For comparing against C++, assume your code is running on the DE10-Nano at a
frequency of 50MHz and graph the expected hardware runtime. This may be a bit
idealized, but should give you a good idea of how fast FPGAs can be.
Using the canvas
turn in utility, you should turn in, along with your code, Makefiles, and measurement scripts,
a brief writeup with the scalability graphs requested above. Be sure that your
writeup includes sufficient text to enable us to understand which graphs
are which. Note that as will other labs in this course we will check
solutions for plagiarism using Moss.
One of the goals of using cascade is to aid research efforts in improving the programmability of FPGAs.
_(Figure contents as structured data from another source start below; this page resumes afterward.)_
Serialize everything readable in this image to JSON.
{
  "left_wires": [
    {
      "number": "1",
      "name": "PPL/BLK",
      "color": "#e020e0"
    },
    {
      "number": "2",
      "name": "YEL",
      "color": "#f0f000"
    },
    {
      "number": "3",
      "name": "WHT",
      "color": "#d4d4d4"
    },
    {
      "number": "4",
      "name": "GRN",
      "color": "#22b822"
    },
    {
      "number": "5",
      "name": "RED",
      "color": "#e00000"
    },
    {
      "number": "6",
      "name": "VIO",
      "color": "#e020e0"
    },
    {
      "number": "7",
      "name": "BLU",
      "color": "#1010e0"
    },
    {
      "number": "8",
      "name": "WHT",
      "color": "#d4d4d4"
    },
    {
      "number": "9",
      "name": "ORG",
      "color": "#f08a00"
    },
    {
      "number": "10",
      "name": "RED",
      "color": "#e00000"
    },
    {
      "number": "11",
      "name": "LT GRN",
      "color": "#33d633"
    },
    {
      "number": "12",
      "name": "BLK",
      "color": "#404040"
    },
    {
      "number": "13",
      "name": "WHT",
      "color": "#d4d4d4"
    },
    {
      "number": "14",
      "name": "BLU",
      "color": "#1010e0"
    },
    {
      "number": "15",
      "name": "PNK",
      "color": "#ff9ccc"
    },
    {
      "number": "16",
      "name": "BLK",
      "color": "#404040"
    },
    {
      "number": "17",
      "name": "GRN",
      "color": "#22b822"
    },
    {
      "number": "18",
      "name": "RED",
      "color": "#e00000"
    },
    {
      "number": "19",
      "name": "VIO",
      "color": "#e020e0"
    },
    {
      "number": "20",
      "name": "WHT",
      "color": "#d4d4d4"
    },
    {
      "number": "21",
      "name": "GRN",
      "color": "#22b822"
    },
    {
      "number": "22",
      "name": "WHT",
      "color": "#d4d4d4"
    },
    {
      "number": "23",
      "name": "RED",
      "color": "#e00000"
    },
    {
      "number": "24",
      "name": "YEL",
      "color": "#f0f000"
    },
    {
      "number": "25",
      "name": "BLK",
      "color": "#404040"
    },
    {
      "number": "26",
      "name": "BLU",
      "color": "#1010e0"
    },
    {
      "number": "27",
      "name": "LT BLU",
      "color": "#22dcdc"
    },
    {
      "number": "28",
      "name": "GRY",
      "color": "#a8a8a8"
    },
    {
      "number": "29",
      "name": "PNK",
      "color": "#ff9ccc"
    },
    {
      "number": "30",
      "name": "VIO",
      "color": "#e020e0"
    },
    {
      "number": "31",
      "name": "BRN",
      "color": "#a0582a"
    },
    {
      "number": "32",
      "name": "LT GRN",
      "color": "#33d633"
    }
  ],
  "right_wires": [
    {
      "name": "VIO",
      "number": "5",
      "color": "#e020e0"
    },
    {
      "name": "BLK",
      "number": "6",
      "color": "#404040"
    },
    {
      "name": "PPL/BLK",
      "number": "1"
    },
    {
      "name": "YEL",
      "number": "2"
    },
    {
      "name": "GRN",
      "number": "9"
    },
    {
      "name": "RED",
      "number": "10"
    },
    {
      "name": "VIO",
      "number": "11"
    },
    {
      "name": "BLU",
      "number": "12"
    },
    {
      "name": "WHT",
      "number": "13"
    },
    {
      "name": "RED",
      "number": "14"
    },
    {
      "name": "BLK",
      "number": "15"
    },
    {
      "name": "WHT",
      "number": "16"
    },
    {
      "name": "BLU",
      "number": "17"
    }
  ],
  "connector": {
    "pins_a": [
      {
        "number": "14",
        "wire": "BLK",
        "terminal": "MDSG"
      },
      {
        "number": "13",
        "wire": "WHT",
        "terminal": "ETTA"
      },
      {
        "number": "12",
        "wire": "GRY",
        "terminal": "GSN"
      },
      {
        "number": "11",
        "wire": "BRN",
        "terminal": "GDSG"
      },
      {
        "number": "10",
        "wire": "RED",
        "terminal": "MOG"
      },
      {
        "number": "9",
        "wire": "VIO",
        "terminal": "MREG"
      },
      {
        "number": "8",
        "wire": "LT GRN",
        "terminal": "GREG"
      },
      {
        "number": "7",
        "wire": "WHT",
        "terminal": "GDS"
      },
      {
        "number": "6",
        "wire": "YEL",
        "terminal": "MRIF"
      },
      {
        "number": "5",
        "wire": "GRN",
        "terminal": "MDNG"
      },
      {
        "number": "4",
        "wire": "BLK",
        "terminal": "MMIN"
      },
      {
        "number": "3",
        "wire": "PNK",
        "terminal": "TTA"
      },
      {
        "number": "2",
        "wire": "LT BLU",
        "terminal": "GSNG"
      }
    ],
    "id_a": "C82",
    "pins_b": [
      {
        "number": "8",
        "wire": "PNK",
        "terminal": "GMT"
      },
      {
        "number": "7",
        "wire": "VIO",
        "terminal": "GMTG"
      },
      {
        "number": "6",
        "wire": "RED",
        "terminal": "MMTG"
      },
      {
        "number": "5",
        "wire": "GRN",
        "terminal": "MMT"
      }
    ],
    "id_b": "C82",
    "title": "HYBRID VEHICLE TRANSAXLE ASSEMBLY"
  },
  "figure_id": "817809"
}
To this end, cascade is instrumented to collect information about compile times and compiler errors/successes that can be used in a subsequent (anonymized!) study. Cascade will produce a file called "cascade-log" in your home directory. We hope you will include this file in your submission out of support for the "good fight" that is computer science research. However, we will also provide an additional 5 points of extra credit for anyone who turns this file in with their submission. Thanks in advance for helping the research effort!
A LaTeX template that includes placeholders for graphs and re-iterates any questions we expect answers for can be found here, (a build of that template is here).
Please report how much time you spent on the lab.